In the beginning, of course, he could not return our kisses. Later, maybe around the time he turned two, he started trying to kiss us. He would approach us with his mouth frog-wide-open, smear us with toddler spit, and look very pleased with himself.

At some point, I decided one kiss on his forehead was not enough, and started kissing his cheeks. He began asking me to kiss his nose, chin, ears, and eyes, and I was happy to comply.  Then one night he decided I should have kisses, too.

He gave me kisses everywhere I had kissed him. And now he has teeth, and an overbite, and doesn’t always pucker up, so I brace myself for gentle collisions. Sometimes, he uses my nose as a handle to get to the part of my face he wants to kiss. It hurts, but it always makes me smile because of how practical and serious he is about it. 

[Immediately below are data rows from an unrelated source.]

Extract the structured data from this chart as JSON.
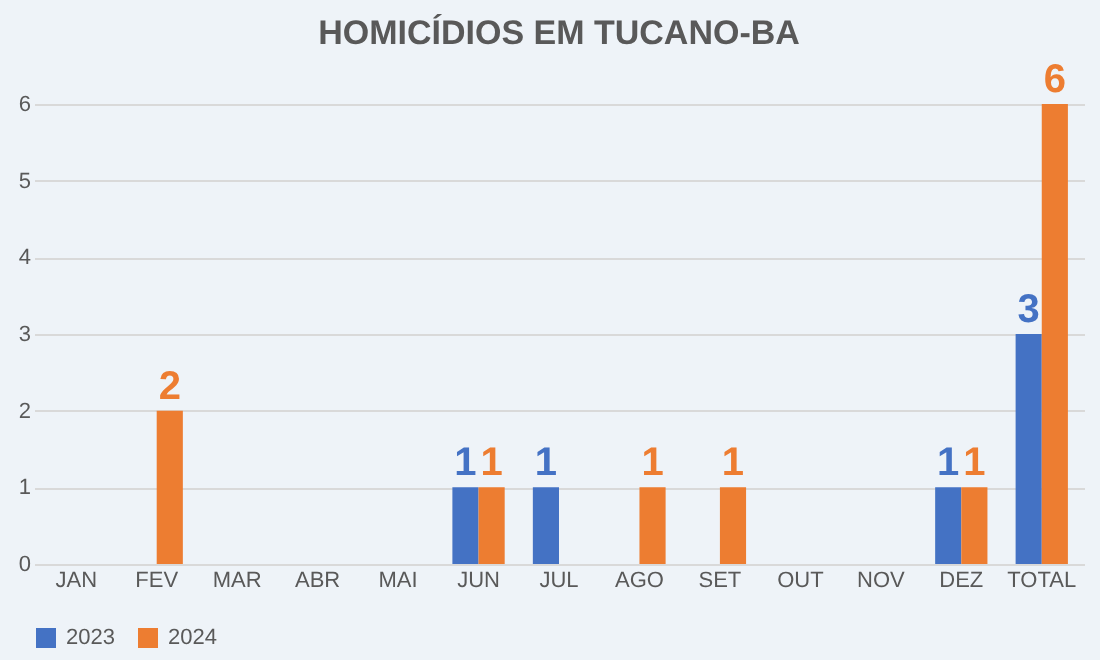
{
  "chart_data": {
    "type": "bar",
    "title": "HOMICÍDIOS EM TUCANO-BA",
    "categories": [
      "JAN",
      "FEV",
      "MAR",
      "ABR",
      "MAI",
      "JUN",
      "JUL",
      "AGO",
      "SET",
      "OUT",
      "NOV",
      "DEZ",
      "TOTAL"
    ],
    "series": [
      {
        "name": "2023",
        "color": "#4472c4",
        "values": [
          0,
          0,
          0,
          0,
          0,
          1,
          1,
          0,
          0,
          0,
          0,
          1,
          3
        ],
        "value_labels": [
          null,
          null,
          null,
          null,
          null,
          "1",
          "1",
          null,
          null,
          null,
          null,
          "1",
          "3"
        ]
      },
      {
        "name": "2024",
        "color": "#ed7d31",
        "values": [
          0,
          2,
          0,
          0,
          0,
          1,
          0,
          1,
          1,
          0,
          0,
          1,
          6
        ],
        "value_labels": [
          null,
          "2",
          null,
          null,
          null,
          "1",
          null,
          "1",
          "1",
          null,
          null,
          "1",
          "6"
        ]
      }
    ],
    "ylim": [
      0,
      6
    ],
    "yticks": [
      0,
      1,
      2,
      3,
      4,
      5,
      6
    ],
    "grid": "y",
    "legend": "bottom"
  }
}
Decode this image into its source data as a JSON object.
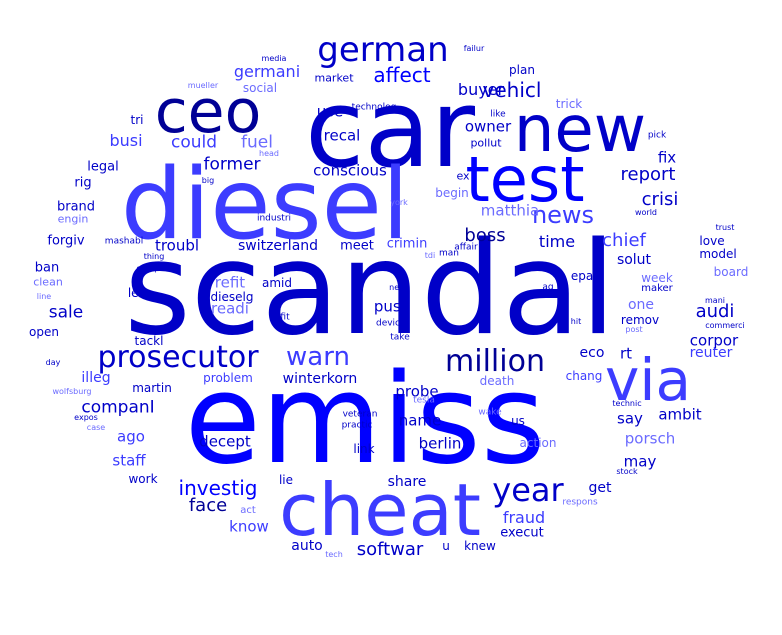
{
  "palette": {
    "blue": "#0000ff",
    "navy": "#0000c8",
    "medium": "#3c3cff",
    "light": "#6b6bff",
    "dark": "#000096"
  },
  "words": [
    {
      "text": "scandal",
      "size": 1.0,
      "tone": "navy"
    },
    {
      "text": "emiss",
      "size": 0.96,
      "tone": "blue"
    },
    {
      "text": "car",
      "size": 0.82,
      "tone": "navy"
    },
    {
      "text": "diesel",
      "size": 0.75,
      "tone": "medium"
    },
    {
      "text": "cheat",
      "size": 0.55,
      "tone": "medium"
    },
    {
      "text": "test",
      "size": 0.5,
      "tone": "blue"
    },
    {
      "text": "new",
      "size": 0.5,
      "tone": "navy"
    },
    {
      "text": "via",
      "size": 0.45,
      "tone": "medium"
    },
    {
      "text": "ceo",
      "size": 0.45,
      "tone": "dark"
    },
    {
      "text": "german",
      "size": 0.24,
      "tone": "navy"
    },
    {
      "text": "prosecutor",
      "size": 0.22,
      "tone": "navy"
    },
    {
      "text": "million",
      "size": 0.22,
      "tone": "dark"
    },
    {
      "text": "year",
      "size": 0.22,
      "tone": "navy"
    },
    {
      "text": "warn",
      "size": 0.18,
      "tone": "medium"
    },
    {
      "text": "news",
      "size": 0.16,
      "tone": "medium"
    },
    {
      "text": "affect",
      "size": 0.14,
      "tone": "blue"
    },
    {
      "text": "vehicl",
      "size": 0.13,
      "tone": "navy"
    },
    {
      "text": "investig",
      "size": 0.13,
      "tone": "blue"
    },
    {
      "text": "softwar",
      "size": 0.12,
      "tone": "navy"
    },
    {
      "text": "fraud",
      "size": 0.11,
      "tone": "medium"
    },
    {
      "text": "crisi",
      "size": 0.12,
      "tone": "navy"
    },
    {
      "text": "report",
      "size": 0.12,
      "tone": "navy"
    },
    {
      "text": "chief",
      "size": 0.12,
      "tone": "medium"
    },
    {
      "text": "boss",
      "size": 0.12,
      "tone": "dark"
    },
    {
      "text": "time",
      "size": 0.11,
      "tone": "navy"
    },
    {
      "text": "audi",
      "size": 0.12,
      "tone": "navy"
    },
    {
      "text": "companI",
      "size": 0.11,
      "tone": "navy"
    },
    {
      "text": "sale",
      "size": 0.12,
      "tone": "navy"
    },
    {
      "text": "face",
      "size": 0.12,
      "tone": "dark"
    },
    {
      "text": "former",
      "size": 0.11,
      "tone": "navy"
    },
    {
      "text": "fuel",
      "size": 0.11,
      "tone": "light"
    },
    {
      "text": "could",
      "size": 0.11,
      "tone": "medium"
    },
    {
      "text": "busi",
      "size": 0.1,
      "tone": "medium"
    },
    {
      "text": "germani",
      "size": 0.1,
      "tone": "medium"
    },
    {
      "text": "buyer",
      "size": 0.1,
      "tone": "navy"
    },
    {
      "text": "owner",
      "size": 0.1,
      "tone": "navy"
    },
    {
      "text": "use",
      "size": 0.1,
      "tone": "navy"
    },
    {
      "text": "recal",
      "size": 0.1,
      "tone": "navy"
    },
    {
      "text": "conscious",
      "size": 0.1,
      "tone": "navy"
    },
    {
      "text": "fix",
      "size": 0.1,
      "tone": "navy"
    },
    {
      "text": "matthia",
      "size": 0.09,
      "tone": "light"
    },
    {
      "text": "troubl",
      "size": 0.09,
      "tone": "navy"
    },
    {
      "text": "switzerland",
      "size": 0.09,
      "tone": "navy"
    },
    {
      "text": "refit",
      "size": 0.09,
      "tone": "light"
    },
    {
      "text": "readi",
      "size": 0.09,
      "tone": "light"
    },
    {
      "text": "push",
      "size": 0.09,
      "tone": "navy"
    },
    {
      "text": "probe",
      "size": 0.09,
      "tone": "navy"
    },
    {
      "text": "name",
      "size": 0.09,
      "tone": "navy"
    },
    {
      "text": "berlin",
      "size": 0.09,
      "tone": "navy"
    },
    {
      "text": "say",
      "size": 0.09,
      "tone": "navy"
    },
    {
      "text": "ambit",
      "size": 0.09,
      "tone": "navy"
    },
    {
      "text": "porsch",
      "size": 0.09,
      "tone": "light"
    },
    {
      "text": "may",
      "size": 0.09,
      "tone": "navy"
    },
    {
      "text": "ago",
      "size": 0.09,
      "tone": "medium"
    },
    {
      "text": "staff",
      "size": 0.09,
      "tone": "medium"
    },
    {
      "text": "decept",
      "size": 0.09,
      "tone": "navy"
    },
    {
      "text": "know",
      "size": 0.09,
      "tone": "medium"
    },
    {
      "text": "share",
      "size": 0.09,
      "tone": "navy"
    },
    {
      "text": "auto",
      "size": 0.09,
      "tone": "navy"
    },
    {
      "text": "get",
      "size": 0.08,
      "tone": "navy"
    },
    {
      "text": "execut",
      "size": 0.08,
      "tone": "navy"
    },
    {
      "text": "corpor",
      "size": 0.09,
      "tone": "navy"
    },
    {
      "text": "reuter",
      "size": 0.09,
      "tone": "medium"
    },
    {
      "text": "rt",
      "size": 0.09,
      "tone": "navy"
    },
    {
      "text": "eco",
      "size": 0.09,
      "tone": "navy"
    },
    {
      "text": "one",
      "size": 0.09,
      "tone": "light"
    },
    {
      "text": "solut",
      "size": 0.08,
      "tone": "navy"
    },
    {
      "text": "crimin",
      "size": 0.08,
      "tone": "medium"
    },
    {
      "text": "meet",
      "size": 0.08,
      "tone": "navy"
    },
    {
      "text": "winterkorn",
      "size": 0.08,
      "tone": "navy"
    },
    {
      "text": "illeg",
      "size": 0.08,
      "tone": "medium"
    },
    {
      "text": "forgiv",
      "size": 0.08,
      "tone": "navy"
    },
    {
      "text": "brand",
      "size": 0.08,
      "tone": "navy"
    },
    {
      "text": "rig",
      "size": 0.08,
      "tone": "navy"
    },
    {
      "text": "legal",
      "size": 0.08,
      "tone": "navy"
    },
    {
      "text": "ban",
      "size": 0.08,
      "tone": "navy"
    },
    {
      "text": "dieselg",
      "size": 0.07,
      "tone": "navy"
    },
    {
      "text": "amid",
      "size": 0.07,
      "tone": "navy"
    },
    {
      "text": "led",
      "size": 0.07,
      "tone": "navy"
    },
    {
      "text": "open",
      "size": 0.07,
      "tone": "navy"
    },
    {
      "text": "tackl",
      "size": 0.07,
      "tone": "navy"
    },
    {
      "text": "martin",
      "size": 0.07,
      "tone": "navy"
    },
    {
      "text": "problem",
      "size": 0.07,
      "tone": "medium"
    },
    {
      "text": "link",
      "size": 0.07,
      "tone": "navy"
    },
    {
      "text": "us",
      "size": 0.07,
      "tone": "navy"
    },
    {
      "text": "u",
      "size": 0.07,
      "tone": "navy"
    },
    {
      "text": "knew",
      "size": 0.07,
      "tone": "navy"
    },
    {
      "text": "lie",
      "size": 0.07,
      "tone": "navy"
    },
    {
      "text": "work",
      "size": 0.07,
      "tone": "navy"
    },
    {
      "text": "death",
      "size": 0.07,
      "tone": "light"
    },
    {
      "text": "chang",
      "size": 0.07,
      "tone": "medium"
    },
    {
      "text": "action",
      "size": 0.07,
      "tone": "light"
    },
    {
      "text": "remov",
      "size": 0.07,
      "tone": "navy"
    },
    {
      "text": "epa",
      "size": 0.07,
      "tone": "navy"
    },
    {
      "text": "week",
      "size": 0.07,
      "tone": "light"
    },
    {
      "text": "maker",
      "size": 0.06,
      "tone": "navy"
    },
    {
      "text": "love",
      "size": 0.07,
      "tone": "navy"
    },
    {
      "text": "model",
      "size": 0.07,
      "tone": "navy"
    },
    {
      "text": "board",
      "size": 0.07,
      "tone": "light"
    },
    {
      "text": "tri",
      "size": 0.07,
      "tone": "navy"
    },
    {
      "text": "social",
      "size": 0.07,
      "tone": "light"
    },
    {
      "text": "market",
      "size": 0.06,
      "tone": "navy"
    },
    {
      "text": "plan",
      "size": 0.07,
      "tone": "navy"
    },
    {
      "text": "trick",
      "size": 0.07,
      "tone": "light"
    },
    {
      "text": "pollut",
      "size": 0.06,
      "tone": "navy"
    },
    {
      "text": "begin",
      "size": 0.07,
      "tone": "light"
    },
    {
      "text": "ex",
      "size": 0.06,
      "tone": "navy"
    },
    {
      "text": "engin",
      "size": 0.06,
      "tone": "light"
    },
    {
      "text": "clean",
      "size": 0.06,
      "tone": "light"
    },
    {
      "text": "pick",
      "size": 0.05,
      "tone": "navy"
    },
    {
      "text": "like",
      "size": 0.05,
      "tone": "navy"
    },
    {
      "text": "technolog",
      "size": 0.05,
      "tone": "navy"
    },
    {
      "text": "head",
      "size": 0.05,
      "tone": "light"
    },
    {
      "text": "big",
      "size": 0.05,
      "tone": "navy"
    },
    {
      "text": "york",
      "size": 0.05,
      "tone": "light"
    },
    {
      "text": "industri",
      "size": 0.05,
      "tone": "navy"
    },
    {
      "text": "affair",
      "size": 0.05,
      "tone": "navy"
    },
    {
      "text": "man",
      "size": 0.05,
      "tone": "navy"
    },
    {
      "text": "tdi",
      "size": 0.05,
      "tone": "light"
    },
    {
      "text": "mashabl",
      "size": 0.05,
      "tone": "navy"
    },
    {
      "text": "thing",
      "size": 0.05,
      "tone": "navy"
    },
    {
      "text": "group",
      "size": 0.05,
      "tone": "navy"
    },
    {
      "text": "line",
      "size": 0.05,
      "tone": "light"
    },
    {
      "text": "next",
      "size": 0.05,
      "tone": "navy"
    },
    {
      "text": "ag",
      "size": 0.05,
      "tone": "navy"
    },
    {
      "text": "mani",
      "size": 0.05,
      "tone": "navy"
    },
    {
      "text": "fit",
      "size": 0.05,
      "tone": "navy"
    },
    {
      "text": "devic",
      "size": 0.05,
      "tone": "navy"
    },
    {
      "text": "hit",
      "size": 0.05,
      "tone": "navy"
    },
    {
      "text": "post",
      "size": 0.05,
      "tone": "light"
    },
    {
      "text": "commerci",
      "size": 0.05,
      "tone": "navy"
    },
    {
      "text": "take",
      "size": 0.05,
      "tone": "navy"
    },
    {
      "text": "day",
      "size": 0.05,
      "tone": "navy"
    },
    {
      "text": "wolfsburg",
      "size": 0.05,
      "tone": "light"
    },
    {
      "text": "expos",
      "size": 0.05,
      "tone": "navy"
    },
    {
      "text": "case",
      "size": 0.05,
      "tone": "light"
    },
    {
      "text": "veteran",
      "size": 0.05,
      "tone": "navy"
    },
    {
      "text": "practic",
      "size": 0.05,
      "tone": "navy"
    },
    {
      "text": "tesla",
      "size": 0.05,
      "tone": "light"
    },
    {
      "text": "wake",
      "size": 0.05,
      "tone": "light"
    },
    {
      "text": "technic",
      "size": 0.05,
      "tone": "navy"
    },
    {
      "text": "stock",
      "size": 0.05,
      "tone": "navy"
    },
    {
      "text": "respons",
      "size": 0.05,
      "tone": "light"
    },
    {
      "text": "act",
      "size": 0.05,
      "tone": "light"
    },
    {
      "text": "tech",
      "size": 0.05,
      "tone": "light"
    },
    {
      "text": "media",
      "size": 0.05,
      "tone": "navy"
    },
    {
      "text": "failur",
      "size": 0.05,
      "tone": "navy"
    },
    {
      "text": "mueller",
      "size": 0.05,
      "tone": "light"
    },
    {
      "text": "trust",
      "size": 0.05,
      "tone": "navy"
    },
    {
      "text": "world",
      "size": 0.05,
      "tone": "navy"
    }
  ]
}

Then one night he declared he was out of kisses. But he knew how to get more, he said. He just needed a special key, which he used to open a spot on his chest. Then he put in more kisses, and more and more. Then he retrieved the key, locked the kisses in, and delivered them. 

This is all very charming, and one of my favorite parts of the day, but it takes a long time. So I’ve started cutting back on books and songs on days when I’m feeling super tired or just done with kid time. He doesn’t seem to notice — he’s too busy stocking up on kisses.